Ten minutes later nothing had changed-the store was still solvent, no hints of financial disaster, and she might even be able to give one of her two clerks, Frankie Adams, a slight raise for the winter. If, she amended, he kept his nose clean. She smiled. She might as well ask for a million tax-free dollars. Though the boy was ambitious, and a decently hard worker, he was also enthralled by the local godhood, Carter Naughton. As long as Cart suffered the younger boy's presence, Frankie was going to be a problem. Well, maybe the raise would turn him around. Her good deed for the year.
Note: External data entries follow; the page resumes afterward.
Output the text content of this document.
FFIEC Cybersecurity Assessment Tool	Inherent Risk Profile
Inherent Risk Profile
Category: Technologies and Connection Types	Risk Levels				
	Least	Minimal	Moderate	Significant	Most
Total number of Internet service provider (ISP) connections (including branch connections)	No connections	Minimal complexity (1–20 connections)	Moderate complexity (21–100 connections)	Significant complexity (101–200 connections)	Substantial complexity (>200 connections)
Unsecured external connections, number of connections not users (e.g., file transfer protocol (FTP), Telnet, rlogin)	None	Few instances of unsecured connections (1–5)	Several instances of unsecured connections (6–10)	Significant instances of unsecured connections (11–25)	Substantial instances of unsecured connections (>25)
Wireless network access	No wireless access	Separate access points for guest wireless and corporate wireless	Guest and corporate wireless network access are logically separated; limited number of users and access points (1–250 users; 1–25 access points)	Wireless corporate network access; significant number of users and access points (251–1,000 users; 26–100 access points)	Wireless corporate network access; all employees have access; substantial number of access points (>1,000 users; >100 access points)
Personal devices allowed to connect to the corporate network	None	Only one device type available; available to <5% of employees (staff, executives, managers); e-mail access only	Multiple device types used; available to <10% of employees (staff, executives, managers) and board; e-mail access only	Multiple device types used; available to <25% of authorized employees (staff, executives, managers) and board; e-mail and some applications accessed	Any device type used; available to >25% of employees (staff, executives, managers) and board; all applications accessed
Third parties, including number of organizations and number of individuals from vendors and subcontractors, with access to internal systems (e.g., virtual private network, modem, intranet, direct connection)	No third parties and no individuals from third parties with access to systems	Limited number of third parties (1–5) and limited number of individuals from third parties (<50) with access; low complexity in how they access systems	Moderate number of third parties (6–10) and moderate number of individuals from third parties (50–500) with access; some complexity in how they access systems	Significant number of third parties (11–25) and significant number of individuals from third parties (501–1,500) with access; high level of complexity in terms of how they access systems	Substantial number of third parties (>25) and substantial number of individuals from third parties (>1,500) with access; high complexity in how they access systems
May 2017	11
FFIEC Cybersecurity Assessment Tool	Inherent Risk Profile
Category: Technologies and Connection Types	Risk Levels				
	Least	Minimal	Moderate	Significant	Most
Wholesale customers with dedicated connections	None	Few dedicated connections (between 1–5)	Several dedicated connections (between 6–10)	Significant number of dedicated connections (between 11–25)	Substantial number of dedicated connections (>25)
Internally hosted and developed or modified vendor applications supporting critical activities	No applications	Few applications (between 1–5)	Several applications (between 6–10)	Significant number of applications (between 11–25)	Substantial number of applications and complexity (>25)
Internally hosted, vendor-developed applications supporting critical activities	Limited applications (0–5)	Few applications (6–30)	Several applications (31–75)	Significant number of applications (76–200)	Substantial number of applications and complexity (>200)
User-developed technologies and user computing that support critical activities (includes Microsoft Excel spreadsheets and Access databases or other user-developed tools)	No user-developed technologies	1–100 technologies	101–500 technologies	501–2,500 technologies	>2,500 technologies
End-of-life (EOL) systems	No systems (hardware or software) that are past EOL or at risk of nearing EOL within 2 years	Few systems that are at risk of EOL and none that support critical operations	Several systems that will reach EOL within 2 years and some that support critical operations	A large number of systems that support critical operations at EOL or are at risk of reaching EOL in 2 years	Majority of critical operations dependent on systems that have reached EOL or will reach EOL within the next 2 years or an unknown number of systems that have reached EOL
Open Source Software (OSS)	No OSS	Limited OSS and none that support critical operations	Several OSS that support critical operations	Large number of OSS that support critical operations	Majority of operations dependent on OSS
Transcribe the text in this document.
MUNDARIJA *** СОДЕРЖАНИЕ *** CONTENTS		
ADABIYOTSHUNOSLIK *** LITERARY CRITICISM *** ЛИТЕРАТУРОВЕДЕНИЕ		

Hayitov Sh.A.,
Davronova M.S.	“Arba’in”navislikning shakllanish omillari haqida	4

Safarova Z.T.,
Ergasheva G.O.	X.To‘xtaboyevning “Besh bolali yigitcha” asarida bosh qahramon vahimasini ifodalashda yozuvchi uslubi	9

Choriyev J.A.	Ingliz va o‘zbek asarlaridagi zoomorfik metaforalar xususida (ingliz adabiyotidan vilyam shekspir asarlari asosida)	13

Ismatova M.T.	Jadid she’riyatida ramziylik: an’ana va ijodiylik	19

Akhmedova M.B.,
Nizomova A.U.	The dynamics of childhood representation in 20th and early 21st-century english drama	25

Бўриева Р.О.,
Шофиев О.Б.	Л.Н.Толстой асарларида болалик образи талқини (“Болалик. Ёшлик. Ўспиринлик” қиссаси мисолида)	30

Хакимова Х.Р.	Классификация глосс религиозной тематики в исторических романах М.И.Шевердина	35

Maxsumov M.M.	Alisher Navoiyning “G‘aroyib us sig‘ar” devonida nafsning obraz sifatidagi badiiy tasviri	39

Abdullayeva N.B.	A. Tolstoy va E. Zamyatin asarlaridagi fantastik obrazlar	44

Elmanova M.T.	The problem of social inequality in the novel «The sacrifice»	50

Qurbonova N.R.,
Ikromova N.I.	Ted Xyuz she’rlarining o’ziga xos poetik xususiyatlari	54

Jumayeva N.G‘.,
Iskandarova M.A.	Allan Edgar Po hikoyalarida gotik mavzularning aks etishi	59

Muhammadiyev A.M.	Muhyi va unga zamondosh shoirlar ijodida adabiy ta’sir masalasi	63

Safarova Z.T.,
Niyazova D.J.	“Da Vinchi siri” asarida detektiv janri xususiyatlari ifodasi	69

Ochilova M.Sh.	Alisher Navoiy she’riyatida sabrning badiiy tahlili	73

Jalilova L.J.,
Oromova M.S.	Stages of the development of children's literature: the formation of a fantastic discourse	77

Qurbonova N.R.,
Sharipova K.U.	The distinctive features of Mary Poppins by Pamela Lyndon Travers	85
She pushed away from the desk and stretched, groaned with pleasure, and toed off her shoes. Her hair, a rich and sullen auburn, was bunned at the nape for convenience, not preference. Her blouse and skirt were white and unfrilled. She rebelled against smocks, lab coats, and the like. Pharmacist or not, she didn't believe she lost a dime in sales just because she looked like a woman.